Interview of Beatrice Watts

Profile Beatrice Watts
From Women Speak (PACSW newsletter), Vol. 2, #2, Spring 1984

"IkajuksainarumaVunga imminek pivitsaKatsiangitunek. I like to help where help is needed, whether it be minority groups, native groups, just those whose life circumstances are not as fortunate as others." This is what Beatrice Watts stands for - she is an activist for human rights. A woman who, in her own culture is an enigma. A woman in whose cultural heritage, leadership and decision making was traditionally left to men. Beatrice is a leader of people.

As a small girl Beatrice left her parents Joe & Rosie Ford and her home on Black Island to attend the Moravian boarding school in Nain. She was strongly influenced by her parents and especially by her teacher Doris Peacock, to continue her education. Beatrice, an excellent student, was sent on to complete Grade XI at Yale School in North West River. From here, she attended Memorial University to take teacher training and after her first year returned to Nain to teach. As an educator Beatrice recalls using both Inuktitut and English quite automatically in the classroom. "Actually I adapted materials to my needs, it was a lot cheaper and then the schools had nothing in our language". Beatrice continued to teach in Nain until the age of 26, and then as she jokingly puts it "married late in life". She moved to North West River with her husband Ron where they raised a family of five. Although Bea, as she is affectionately known by some, was not teaching in a school she opened her own day care centre and kept a proverbial "foot in the door". Community minded Bea was actively involved in several women's groups.

When her youngest child was four, Beatrice resumed her teaching career and within several years was appointed Principal at Yale School. It was during these years education in Labrador was under the scrutiny of a Royal Commission.

It's findings pointed out the fact that schools of Northern Labrador were offering little or no native language instruction and used a provincial curriculum that had a complete disregard for the uniqueness of the Labrador situation. The Labrador East Integrated School Board wanting to rectify the situation appointed Beatrice to a supervisory position. In this capacity she became responsible for initiating classes in the native language, training for native teachers and working with teachers in the field on multi-media kits on people and places in Labrador. Beatrice was then appointed to a field work co-ordinator for Memorial University's Teacher Education Program in Labrador. Under this program, native teachers stay in their home communities and take required courses to certify as classroom teachers. She is presently teaching a 6-week course for this program in Nain. With her wealth of knowledge about the language and culture of the Inuit people, Beatrice was asked to serve on the advisory board of the Memorial University's Labrador Institute of Northern Studies.

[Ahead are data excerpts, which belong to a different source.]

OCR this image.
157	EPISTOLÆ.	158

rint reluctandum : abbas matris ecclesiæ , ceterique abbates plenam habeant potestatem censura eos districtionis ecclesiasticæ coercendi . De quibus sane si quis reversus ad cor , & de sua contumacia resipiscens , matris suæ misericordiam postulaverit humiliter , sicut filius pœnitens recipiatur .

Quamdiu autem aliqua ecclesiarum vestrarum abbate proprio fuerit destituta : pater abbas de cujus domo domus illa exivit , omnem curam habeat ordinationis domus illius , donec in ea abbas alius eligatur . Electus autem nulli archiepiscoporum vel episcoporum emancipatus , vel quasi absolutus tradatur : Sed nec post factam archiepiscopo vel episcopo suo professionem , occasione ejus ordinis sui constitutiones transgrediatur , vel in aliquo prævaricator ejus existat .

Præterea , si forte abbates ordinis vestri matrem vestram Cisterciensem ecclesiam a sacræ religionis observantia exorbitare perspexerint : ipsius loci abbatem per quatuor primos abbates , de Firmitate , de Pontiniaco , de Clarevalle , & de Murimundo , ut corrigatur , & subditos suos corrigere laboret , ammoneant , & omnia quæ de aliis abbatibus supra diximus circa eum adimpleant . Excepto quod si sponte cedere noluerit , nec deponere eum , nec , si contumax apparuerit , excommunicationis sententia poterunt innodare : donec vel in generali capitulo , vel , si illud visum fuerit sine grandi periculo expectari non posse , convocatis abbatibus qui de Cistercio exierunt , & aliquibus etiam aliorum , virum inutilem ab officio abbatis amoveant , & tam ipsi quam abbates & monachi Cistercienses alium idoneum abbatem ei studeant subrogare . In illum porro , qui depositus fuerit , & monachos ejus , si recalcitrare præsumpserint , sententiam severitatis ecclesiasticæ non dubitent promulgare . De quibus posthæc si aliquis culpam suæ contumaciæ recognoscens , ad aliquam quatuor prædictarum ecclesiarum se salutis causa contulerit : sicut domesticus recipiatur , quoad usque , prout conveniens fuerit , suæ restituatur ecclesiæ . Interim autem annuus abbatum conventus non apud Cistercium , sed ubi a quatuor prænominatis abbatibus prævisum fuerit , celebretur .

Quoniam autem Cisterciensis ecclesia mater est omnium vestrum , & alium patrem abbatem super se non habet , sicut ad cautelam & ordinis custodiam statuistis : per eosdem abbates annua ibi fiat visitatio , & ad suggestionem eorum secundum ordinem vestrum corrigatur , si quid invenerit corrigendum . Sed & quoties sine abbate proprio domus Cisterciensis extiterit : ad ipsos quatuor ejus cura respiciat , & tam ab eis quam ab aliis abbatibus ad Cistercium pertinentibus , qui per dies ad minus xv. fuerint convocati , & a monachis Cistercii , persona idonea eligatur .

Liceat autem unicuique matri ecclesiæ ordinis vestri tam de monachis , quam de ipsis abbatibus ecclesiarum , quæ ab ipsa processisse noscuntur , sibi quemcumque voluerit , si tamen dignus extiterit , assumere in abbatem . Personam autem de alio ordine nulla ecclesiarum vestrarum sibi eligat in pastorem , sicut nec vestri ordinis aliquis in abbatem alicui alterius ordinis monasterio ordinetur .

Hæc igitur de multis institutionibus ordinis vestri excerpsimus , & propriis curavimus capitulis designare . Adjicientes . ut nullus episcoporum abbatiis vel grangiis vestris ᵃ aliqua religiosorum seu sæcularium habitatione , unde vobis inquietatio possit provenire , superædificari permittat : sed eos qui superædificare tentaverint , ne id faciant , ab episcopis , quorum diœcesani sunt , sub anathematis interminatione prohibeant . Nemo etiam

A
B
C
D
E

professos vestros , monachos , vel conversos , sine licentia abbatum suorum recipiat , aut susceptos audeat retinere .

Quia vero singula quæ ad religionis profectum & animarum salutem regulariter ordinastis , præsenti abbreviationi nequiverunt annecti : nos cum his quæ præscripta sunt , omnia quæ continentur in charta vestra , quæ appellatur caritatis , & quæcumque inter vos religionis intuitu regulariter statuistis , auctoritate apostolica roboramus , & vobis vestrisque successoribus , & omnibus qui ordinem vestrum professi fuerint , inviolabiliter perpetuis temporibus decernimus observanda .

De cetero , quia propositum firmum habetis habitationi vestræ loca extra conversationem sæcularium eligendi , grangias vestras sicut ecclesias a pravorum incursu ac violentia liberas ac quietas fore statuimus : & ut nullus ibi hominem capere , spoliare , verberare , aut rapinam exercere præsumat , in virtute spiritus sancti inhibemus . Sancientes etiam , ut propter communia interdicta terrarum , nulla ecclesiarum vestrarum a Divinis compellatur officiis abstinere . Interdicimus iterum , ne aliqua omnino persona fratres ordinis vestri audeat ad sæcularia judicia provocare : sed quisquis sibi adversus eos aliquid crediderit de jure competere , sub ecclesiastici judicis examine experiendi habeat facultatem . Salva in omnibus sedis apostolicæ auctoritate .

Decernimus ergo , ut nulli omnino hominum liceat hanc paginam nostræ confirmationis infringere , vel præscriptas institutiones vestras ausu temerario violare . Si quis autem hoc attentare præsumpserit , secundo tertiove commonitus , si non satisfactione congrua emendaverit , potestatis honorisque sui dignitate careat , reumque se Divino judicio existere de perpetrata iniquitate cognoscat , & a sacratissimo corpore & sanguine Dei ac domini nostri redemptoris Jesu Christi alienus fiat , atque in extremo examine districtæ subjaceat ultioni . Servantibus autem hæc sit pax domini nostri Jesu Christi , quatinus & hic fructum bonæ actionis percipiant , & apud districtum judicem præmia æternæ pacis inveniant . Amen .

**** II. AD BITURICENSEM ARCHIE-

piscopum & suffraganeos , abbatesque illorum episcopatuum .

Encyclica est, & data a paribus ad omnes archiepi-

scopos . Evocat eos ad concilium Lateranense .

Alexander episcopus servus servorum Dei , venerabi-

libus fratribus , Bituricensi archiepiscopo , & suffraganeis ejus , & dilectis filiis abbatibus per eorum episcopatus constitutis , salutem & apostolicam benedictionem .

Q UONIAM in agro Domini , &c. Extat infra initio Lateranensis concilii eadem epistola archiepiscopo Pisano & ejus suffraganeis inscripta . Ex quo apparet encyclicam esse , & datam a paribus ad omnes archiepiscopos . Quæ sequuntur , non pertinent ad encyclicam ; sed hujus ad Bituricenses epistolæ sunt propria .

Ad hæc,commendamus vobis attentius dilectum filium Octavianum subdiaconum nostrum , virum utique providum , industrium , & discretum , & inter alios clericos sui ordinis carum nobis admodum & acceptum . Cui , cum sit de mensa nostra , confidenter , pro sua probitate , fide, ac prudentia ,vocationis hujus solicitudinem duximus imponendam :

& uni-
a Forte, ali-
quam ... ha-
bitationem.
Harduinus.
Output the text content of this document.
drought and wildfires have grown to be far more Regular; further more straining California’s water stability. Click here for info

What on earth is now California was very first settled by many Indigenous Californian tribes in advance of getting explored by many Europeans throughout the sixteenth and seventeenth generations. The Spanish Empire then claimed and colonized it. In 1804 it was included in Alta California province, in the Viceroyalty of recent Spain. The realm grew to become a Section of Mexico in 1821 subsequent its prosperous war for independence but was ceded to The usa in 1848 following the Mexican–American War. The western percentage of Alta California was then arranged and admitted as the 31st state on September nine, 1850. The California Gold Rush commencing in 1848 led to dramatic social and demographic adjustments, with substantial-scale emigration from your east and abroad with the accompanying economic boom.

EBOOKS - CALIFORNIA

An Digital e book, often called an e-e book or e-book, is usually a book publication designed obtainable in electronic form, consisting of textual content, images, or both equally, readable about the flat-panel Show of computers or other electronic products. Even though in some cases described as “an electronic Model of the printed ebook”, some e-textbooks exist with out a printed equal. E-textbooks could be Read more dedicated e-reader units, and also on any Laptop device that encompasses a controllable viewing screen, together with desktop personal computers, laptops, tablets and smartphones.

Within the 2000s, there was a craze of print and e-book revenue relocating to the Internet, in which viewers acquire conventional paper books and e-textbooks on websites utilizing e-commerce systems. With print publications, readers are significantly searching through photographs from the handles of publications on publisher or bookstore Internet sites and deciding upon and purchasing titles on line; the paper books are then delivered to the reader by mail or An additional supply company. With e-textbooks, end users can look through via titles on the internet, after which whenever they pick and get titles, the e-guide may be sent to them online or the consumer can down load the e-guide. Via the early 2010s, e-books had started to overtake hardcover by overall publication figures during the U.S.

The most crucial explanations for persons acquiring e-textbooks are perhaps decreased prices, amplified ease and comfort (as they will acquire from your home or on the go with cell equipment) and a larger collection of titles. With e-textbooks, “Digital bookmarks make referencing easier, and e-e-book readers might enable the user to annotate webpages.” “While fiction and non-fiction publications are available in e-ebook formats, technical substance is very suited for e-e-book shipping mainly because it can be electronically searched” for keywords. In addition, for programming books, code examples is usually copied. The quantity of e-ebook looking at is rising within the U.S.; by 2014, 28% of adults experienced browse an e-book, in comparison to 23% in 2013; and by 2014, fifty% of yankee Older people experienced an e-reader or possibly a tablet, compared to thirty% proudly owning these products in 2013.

Her concern for the plight of all women and especially native women of Labrador was verified by the fact that she was a former member of the Canadian Advisory Council on the Status of Women and is presently serving as President of the newly formed Native Women's Association.

As Beatrice travels with the School Board she keeps in touch with women in each of the communities, encouraging them to unite and strive to improve their situations. She continues to urge them to affirm their identity and culture. She is concerned as well for those involved with the law, many of whom are unable to understand the language of the Labrador Legal Services. This program, sponsored by the Provincial Justice Department, provides positions for bilingual court workers. These persons act as interpretors (sic) and advisors to native peoples accused of criminal offences.

Again, Beatrice's concern for the rights of people is evidenced by her acceptance of a position as Commissioner on the Human Rights Commission for Newfoundland and Labrador. When the Government announced closure of the North West River Hospital in March of '83, she immediately volunteered to serve on the Health Action Committee to protest this closure and to assist those who were about to lose jobs. Also at this time a municipal election was underway and Beatrice was a successful candidate to the council subsequently becoming Mayor of North West River, the first woman mayor in Labrador.

In her latest plea for the rights of people, she chairs an ad hoc committee for the support of those social workers who were dismissed from their jobs in North West River and Sheshatshit. Committed to causes, if they are worthy, this quiet spoken lady has done and said much in her lifetime. Truly she is and will live on to be one of the most respected native women of Labrador. Beatrice is a woman proud of her bilingualism, biculturalism and Labrador heritage. She is a woman who fights injustice and ignorance with the same strength and perseverance of ancestors who have endured in this rugged and often foreboding climate.

"I recall when I was 12 years old", says Beatrice, "having to accompany a female teacher from Nain across the Kiglapaits by dog team to Hebron. I went as a chaperone!"